Welcome to the Waystation
Exon waystations are your hub levels. They’re the home bases you visit to find missions and to trade in the loot from previous escapades. The places to rest and recuperate and repair, to get your bearings. Safe places. Each chapter will have one, though many waystation facilities will crop up in isolation as you explore.
Some of those features I’ve had for a long time now. The Exon Academy has a repair station — where you can get your mech repainted — and a shop. Those, at least, went straight into the Waystation untouched. The rest, though? God damn.
The Stormbolt Smithy is also a shop. However, I realised that it’s not quite the same kind of shop as a travelling peddler. A blacksmith may have a finite supply of special items, but otherwise, they should have crates and crates and crates of basic supplies. Yep, that was a new subsystem that had to go in — the ability for a shop to “manufacture” an infinite number of some item types. (This is also necessary because of item degradation — there needs to be an endless supply of equipment in play, just in case you manage to lose every single pre-placed weapon.)
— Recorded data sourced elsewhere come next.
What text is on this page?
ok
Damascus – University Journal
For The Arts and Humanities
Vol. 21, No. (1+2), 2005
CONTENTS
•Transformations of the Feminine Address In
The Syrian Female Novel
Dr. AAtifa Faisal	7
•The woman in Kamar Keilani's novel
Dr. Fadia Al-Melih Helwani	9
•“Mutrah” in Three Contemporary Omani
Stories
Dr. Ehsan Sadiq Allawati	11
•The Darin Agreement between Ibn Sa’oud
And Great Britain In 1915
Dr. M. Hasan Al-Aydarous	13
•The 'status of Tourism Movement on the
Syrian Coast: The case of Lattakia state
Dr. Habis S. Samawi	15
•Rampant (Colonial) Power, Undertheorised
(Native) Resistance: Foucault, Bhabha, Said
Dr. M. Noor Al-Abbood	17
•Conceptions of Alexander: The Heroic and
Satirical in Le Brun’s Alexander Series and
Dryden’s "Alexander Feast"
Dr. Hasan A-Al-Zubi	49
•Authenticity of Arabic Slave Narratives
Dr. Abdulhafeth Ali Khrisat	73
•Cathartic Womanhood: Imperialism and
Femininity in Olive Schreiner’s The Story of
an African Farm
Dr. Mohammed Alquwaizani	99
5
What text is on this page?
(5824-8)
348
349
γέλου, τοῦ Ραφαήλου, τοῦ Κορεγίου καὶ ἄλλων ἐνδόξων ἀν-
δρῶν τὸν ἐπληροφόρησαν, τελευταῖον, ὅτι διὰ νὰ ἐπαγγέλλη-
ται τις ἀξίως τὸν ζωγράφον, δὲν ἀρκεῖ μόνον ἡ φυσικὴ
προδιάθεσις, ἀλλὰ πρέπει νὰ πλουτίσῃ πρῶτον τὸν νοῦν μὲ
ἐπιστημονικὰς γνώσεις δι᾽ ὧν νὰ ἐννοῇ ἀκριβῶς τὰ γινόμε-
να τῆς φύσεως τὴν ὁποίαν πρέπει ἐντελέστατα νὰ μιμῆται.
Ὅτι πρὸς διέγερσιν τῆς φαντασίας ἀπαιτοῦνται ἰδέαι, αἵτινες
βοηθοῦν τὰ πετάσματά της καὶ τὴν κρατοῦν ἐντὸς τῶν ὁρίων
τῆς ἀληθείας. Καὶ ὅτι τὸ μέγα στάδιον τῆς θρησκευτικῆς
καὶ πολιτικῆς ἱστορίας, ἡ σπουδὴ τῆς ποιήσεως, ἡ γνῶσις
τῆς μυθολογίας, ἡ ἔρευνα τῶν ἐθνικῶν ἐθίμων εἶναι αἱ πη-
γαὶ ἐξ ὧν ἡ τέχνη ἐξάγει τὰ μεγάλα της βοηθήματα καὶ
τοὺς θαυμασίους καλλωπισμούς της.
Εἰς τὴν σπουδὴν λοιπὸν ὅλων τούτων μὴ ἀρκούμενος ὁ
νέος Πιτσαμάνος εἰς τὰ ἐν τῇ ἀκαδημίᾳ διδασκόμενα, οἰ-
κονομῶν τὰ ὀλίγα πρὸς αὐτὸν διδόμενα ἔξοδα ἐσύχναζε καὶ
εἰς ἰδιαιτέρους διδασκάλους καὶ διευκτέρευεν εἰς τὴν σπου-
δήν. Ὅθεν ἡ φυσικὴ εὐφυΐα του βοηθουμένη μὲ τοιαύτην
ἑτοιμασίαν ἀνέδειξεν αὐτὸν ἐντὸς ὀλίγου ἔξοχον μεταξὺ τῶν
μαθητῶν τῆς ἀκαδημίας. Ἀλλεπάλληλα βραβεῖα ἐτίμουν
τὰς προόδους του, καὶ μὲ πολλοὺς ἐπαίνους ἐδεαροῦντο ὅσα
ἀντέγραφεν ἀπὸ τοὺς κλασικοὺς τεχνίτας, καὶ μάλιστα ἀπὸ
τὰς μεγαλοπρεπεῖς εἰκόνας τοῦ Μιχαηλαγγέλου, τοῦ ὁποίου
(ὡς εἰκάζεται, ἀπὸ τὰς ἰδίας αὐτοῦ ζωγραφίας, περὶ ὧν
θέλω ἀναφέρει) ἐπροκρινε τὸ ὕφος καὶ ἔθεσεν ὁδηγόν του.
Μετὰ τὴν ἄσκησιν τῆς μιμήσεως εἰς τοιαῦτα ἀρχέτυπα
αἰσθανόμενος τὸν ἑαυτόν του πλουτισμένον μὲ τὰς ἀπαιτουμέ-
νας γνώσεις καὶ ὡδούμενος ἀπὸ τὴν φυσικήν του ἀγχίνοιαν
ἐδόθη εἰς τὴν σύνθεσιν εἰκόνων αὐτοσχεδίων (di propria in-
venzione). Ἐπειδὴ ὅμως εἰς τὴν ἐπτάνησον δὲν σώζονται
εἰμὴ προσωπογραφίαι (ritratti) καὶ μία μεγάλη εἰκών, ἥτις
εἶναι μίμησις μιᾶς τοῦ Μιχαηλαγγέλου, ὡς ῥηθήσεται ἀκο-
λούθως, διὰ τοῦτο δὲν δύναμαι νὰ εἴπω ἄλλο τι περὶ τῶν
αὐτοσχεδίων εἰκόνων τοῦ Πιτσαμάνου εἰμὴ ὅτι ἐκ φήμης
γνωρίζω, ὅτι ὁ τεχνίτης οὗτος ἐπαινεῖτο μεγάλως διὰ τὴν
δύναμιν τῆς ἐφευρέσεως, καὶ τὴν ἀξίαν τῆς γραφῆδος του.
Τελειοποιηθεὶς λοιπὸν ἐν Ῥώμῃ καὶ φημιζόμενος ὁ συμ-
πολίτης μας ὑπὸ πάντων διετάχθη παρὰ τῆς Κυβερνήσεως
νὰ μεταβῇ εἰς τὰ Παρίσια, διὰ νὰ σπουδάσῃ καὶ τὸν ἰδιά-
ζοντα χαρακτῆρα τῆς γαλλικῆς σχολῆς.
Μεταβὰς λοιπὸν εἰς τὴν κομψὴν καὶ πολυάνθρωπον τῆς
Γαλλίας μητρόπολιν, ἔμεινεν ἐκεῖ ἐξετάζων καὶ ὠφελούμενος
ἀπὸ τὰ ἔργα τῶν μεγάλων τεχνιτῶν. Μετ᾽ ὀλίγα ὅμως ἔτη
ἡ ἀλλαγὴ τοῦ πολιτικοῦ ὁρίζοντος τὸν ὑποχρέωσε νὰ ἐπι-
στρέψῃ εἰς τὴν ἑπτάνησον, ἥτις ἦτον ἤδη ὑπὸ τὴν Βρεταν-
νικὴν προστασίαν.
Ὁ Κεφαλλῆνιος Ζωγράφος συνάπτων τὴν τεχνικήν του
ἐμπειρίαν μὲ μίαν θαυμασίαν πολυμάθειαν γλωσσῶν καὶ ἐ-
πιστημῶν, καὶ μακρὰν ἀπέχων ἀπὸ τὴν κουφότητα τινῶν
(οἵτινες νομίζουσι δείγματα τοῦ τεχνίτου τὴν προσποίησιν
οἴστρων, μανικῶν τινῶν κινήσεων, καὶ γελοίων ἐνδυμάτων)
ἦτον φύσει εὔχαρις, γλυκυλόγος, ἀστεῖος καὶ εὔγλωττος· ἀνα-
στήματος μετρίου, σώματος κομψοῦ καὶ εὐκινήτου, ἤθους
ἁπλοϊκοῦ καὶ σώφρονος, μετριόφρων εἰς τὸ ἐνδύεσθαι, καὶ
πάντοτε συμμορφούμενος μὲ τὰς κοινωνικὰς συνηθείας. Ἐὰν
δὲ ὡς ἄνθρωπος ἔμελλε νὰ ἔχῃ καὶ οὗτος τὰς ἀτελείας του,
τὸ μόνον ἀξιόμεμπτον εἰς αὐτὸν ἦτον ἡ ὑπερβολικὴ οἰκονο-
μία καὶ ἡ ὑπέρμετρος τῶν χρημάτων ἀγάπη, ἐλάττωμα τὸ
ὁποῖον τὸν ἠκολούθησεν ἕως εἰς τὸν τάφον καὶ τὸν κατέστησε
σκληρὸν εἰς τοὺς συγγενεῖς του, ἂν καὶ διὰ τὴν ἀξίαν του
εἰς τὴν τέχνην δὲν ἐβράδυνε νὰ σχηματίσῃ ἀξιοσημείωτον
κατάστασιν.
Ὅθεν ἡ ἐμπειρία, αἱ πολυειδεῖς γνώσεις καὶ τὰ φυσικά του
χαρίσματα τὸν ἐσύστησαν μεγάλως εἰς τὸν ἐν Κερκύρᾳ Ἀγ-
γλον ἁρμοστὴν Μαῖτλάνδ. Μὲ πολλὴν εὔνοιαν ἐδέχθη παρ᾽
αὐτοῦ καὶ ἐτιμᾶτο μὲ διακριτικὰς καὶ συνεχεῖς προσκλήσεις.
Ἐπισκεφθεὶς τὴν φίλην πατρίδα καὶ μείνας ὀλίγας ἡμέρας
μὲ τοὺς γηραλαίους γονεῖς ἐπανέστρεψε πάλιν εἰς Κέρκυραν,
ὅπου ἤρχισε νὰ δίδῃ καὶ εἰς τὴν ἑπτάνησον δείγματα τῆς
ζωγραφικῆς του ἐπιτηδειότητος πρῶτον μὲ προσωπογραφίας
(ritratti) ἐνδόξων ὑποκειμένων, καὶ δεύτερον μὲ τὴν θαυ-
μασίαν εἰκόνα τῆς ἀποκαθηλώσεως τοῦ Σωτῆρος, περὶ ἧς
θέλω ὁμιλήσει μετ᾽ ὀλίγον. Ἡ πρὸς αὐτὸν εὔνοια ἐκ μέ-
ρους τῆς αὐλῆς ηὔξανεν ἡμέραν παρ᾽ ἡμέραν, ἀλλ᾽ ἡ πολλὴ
The smithy also offers the ability to repair items, but I’ve actually had that in and working for ages too. I just left it out of the Exon Academy level because it didn’t really make sense for a peddler to have a full repair station stuffed into his cargo hold.
The Stormbolt Smithy’s final service is crafting. The fun part about crafting is that it takes time. You place a commission and the blacksmith has to go off and make it; cheaper items are quick to make, while expensive items require longer in the forge. That requires a way for you to pass the time — while you can pass time by travelling between areas, that’s a bit awkward when all you want to do is wait for a new sword. This calls for the Hotel, a place where you can stay the night at… not unreasonble rates.
The Hotel is fun because it requires a new “time skip” system. The passage of time doesn’t affect much (yet), but in a zone full of wandering civilians, it does affect who should be standing around. Luckily, the same logic that resets the wandering civilians after you return to the level through travel can be applied behind a fade-to-black for the same result. (One day there may be time-sensitive quests, which will elevate this sort of mechanic beyond mere window dressing.)
The remaining shop function is the Identification mechanic. Ripped straight out of Baldur’s Gate, some items first appear with a blue tint and can only be sold for £1. If you go to the waystation’s Shrine, you’ll find a Priest there who can identify strange items. Mind you, there is only one unidentified item in the game right now — you may not have found it, but there is a “metallic crystal” item hidden in the wilderness around the Exon Academy.
I’m still swithering over whether I want unidentified equipment to be simply unusable, or if I should go all the way and also add “cursed” items that can be used but come with disadvantages and become undroppable when equipped. Or should an “enchanted” item only be usable as a generic form, with identification unlocking the bonuses? Something to consider, but since there are no enchanted equipment items yet, that’s a problem for another day.
After all that comes the Stow Pit stash, another mechanic that is currently useless.
The Stow Pit allows you to store items without having to carry them around, which is utterly unnecessary because you can also just leave items lying around anywhere in a level and the save/load system will happily persist them. As usual, my fundamental systems are designed for perfect recall rather than the messy passage of time. (I should probably extend that time-skip logic to clean up dropped items, shouldn’t I… But then I have to make sure quest items don’t get binned… Ugh.)
The main advantage of the Stow Pit is that it will carry items over into future chapters. As you begin to travel the world and can no longer return to previous haunts, branches of the Stow Pit will maintain access to whatever junk you think might be important much later in the game.
The final centrepiece of an exon waystation is supposed to be the Bounty Board, a place to find work… but honestly, I cheaped out on this one and it simply says “there are no contracts available right now”.
I’m not sure how I want to approach this because it feels better to get quests for actual characters rather than a faceless contract listing even if, thematically, it makes perfect sense for people to post jobs on a public board. Maybe this’ll be a place for some small, procedurally generated side dungeons? Hrmm. Anyway, this one isn’t vital for this point in the plot, so I’m going to leave it off for a bit.
All of which means the waystation is ready for some actual god damn narrative colour. A side quest? Some items hidden in crates? I don’t want to overload the map too much because it is meant to be a place you’ll revisit often — meaning it has to load fast, and not be too spread out — but I also want to give it a little bit of spice, at least for the first visit. I think I will enable access to it for the next version of Fragment, so I guess I want to make a good first impression.